无法使用 Playwright 和 BeautifulSoup 抓取元素
Cannot webscrape elements with Playwright and BeautifulSoup
我正在尝试将我的网络抓取脚本更新为网站(https://covid19.gov.vn/) have updated but I can't for my life found out how to parse these elements。检查元素似乎像往常一样,但我无法用 BeautifulSoup 解析它。我最初的尝试包括使用 Playwright 并再次尝试,但我仍然无法正确地抓取它。查看源代码,它几乎就像元素根本不存在一样。任何对 HTML 和网络抓取有更多了解的人都可以向我解释这是如何工作的吗?我几乎卡在这里
这基本上是我放弃查看页面源之前的最后一次尝试:
from bs4 import BeautifulSoup as bs
import requests
from playwright.sync_api import sync_playwright
with sync_playwright() as p:
browser = p.chromium.launch()
page = browser.new_page()
page.goto("https://covid19.gov.vn/")
page_content = page.content()
soup = bs(page_content, features="lxml")
test = soup.findAll('div', class_ = "content-tab show", id="vi")
print(test)
browser.close()
我的想法是抓取并迭代其中的所有内容。但是,它不起作用。如果有人可以帮助我,我将不胜感激!谢谢!

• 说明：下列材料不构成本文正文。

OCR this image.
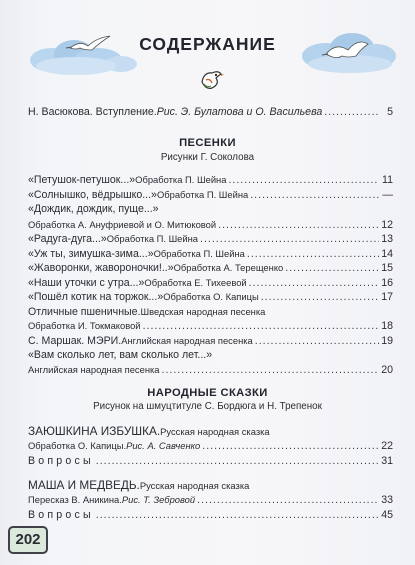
СОДЕРЖАНИЕ
Н. Васюкова. Вступление. Рис. Э. Булатова и О. Васильева .....	5
ПЕСЕНКИ
Рисунки Г. Соколова
«Петушок-петушок...» Обработка П. Шейна .....	11
«Солнышко, вёдрышко...» Обработка П. Шейна .....	—
«Дождик, дождик, пуще...»
Обработка А. Ануфриевой и О. Митюковой .....	12
«Радуга-дуга...» Обработка П. Шейна .....	13
«Уж ты, зимушка-зима...» Обработка П. Шейна .....	14
«Жаворонки, жавороночки!..» Обработка А. Терещенко .....	15
«Наши уточки с утра...» Обработка Е. Тихеевой .....	16
«Пошёл котик на торжок...» Обработка О. Капицы .....	17
Отличные пшеничные. Шведская народная песенка
Обработка И. Токмаковой .....	18
С. Маршак. МЭРИ. Английская народная песенка .....	19
«Вам сколько лет, вам сколько лет...»
Английская народная песенка .....	20
НАРОДНЫЕ СКАЗКИ
Рисунок на шмуцтитуле С. Бордюга и Н. Трепенок
ЗАЮШКИНА ИЗБУШКА. Русская народная сказка
Обработка О. Капицы. Рис. А. Савченко .....	22
Вопросы .....	31
МАША И МЕДВЕДЬ. Русская народная сказка
Пересказ В. Аникина. Рис. Т. Зебровой .....	33
Вопросы .....	45
202
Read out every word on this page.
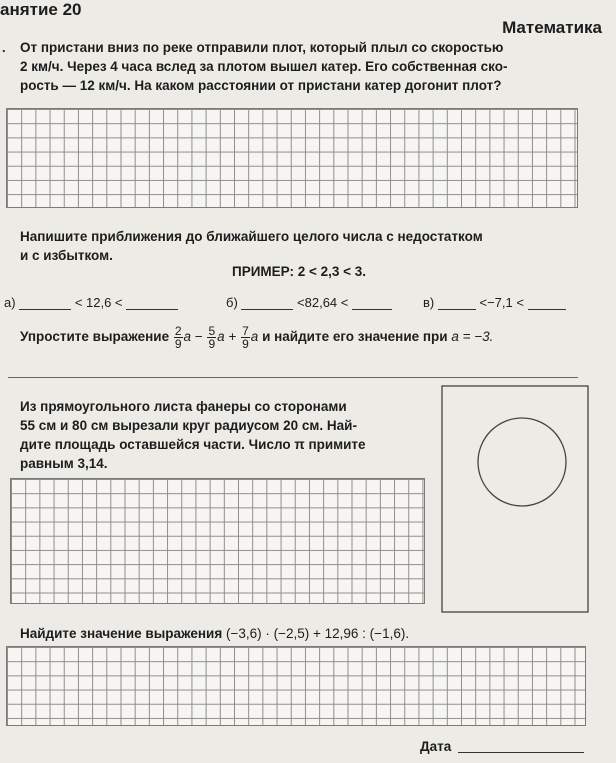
анятие 20
Математика
. От пристани вниз по реке отправили плот, который плыл со скоростью
2 км/ч. Через 4 часа вслед за плотом вышел катер. Его собственная ско-
рость — 12 км/ч. На каком расстоянии от пристани катер догонит плот?
Напишите приближения до ближайшего целого числа с недостатком
и с избытком.
ПРИМЕР: 2 < 2,3 < 3.
а)	< 12,6 <	б)	<82,64 <	в)	<−7,1 <
Упростите выражение $\frac{2}{9}$ $a - \frac{5}{9}$ $a + \frac{7}{9}$ a и найдите его значение при a = −3.
Из прямоугольного листа фанеры со сторонами
55 см и 80 см вырезали круг радиусом 20 см. Най-
дите площадь оставшейся части. Число π примите
равным 3,14.
Найдите значение выражения (−3,6) · (−2,5) + 12,96 : (−1,6).
Дата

试试下面的代码 - 它基于 HTTP GET 调用获取您要查找的数据。
import requests
r = requests.get('https://static.pipezero.com/covid/data.json')
if r.status_code == 200:
data = r.json()
print(data['total']['internal'])
输出
{'death': 17545, 'treating': 27876, 'cases': 707436, 'recovered': 475343}
我正在尝试将我的网络抓取脚本更新为网站(https://covid19.gov.vn/) have updated but I can't for my life found out how to parse these elements。检查元素似乎像往常一样,但我无法用 BeautifulSoup 解析它。我最初的尝试包括使用 Playwright 并再次尝试,但我仍然无法正确地抓取它。查看源代码,它几乎就像元素根本不存在一样。任何对 HTML 和网络抓取有更多了解的人都可以向我解释这是如何工作的吗?我几乎卡在这里
这基本上是我放弃查看页面源之前的最后一次尝试:
from bs4 import BeautifulSoup as bs
import requests
from playwright.sync_api import sync_playwright
with sync_playwright() as p:
browser = p.chromium.launch()
page = browser.new_page()
page.goto("https://covid19.gov.vn/")
page_content = page.content()
soup = bs(page_content, features="lxml")
test = soup.findAll('div', class_ = "content-tab show", id="vi")
print(test)
browser.close()
我的想法是抓取并迭代其中的所有内容。但是,它不起作用。如果有人可以帮助我,我将不胜感激!谢谢!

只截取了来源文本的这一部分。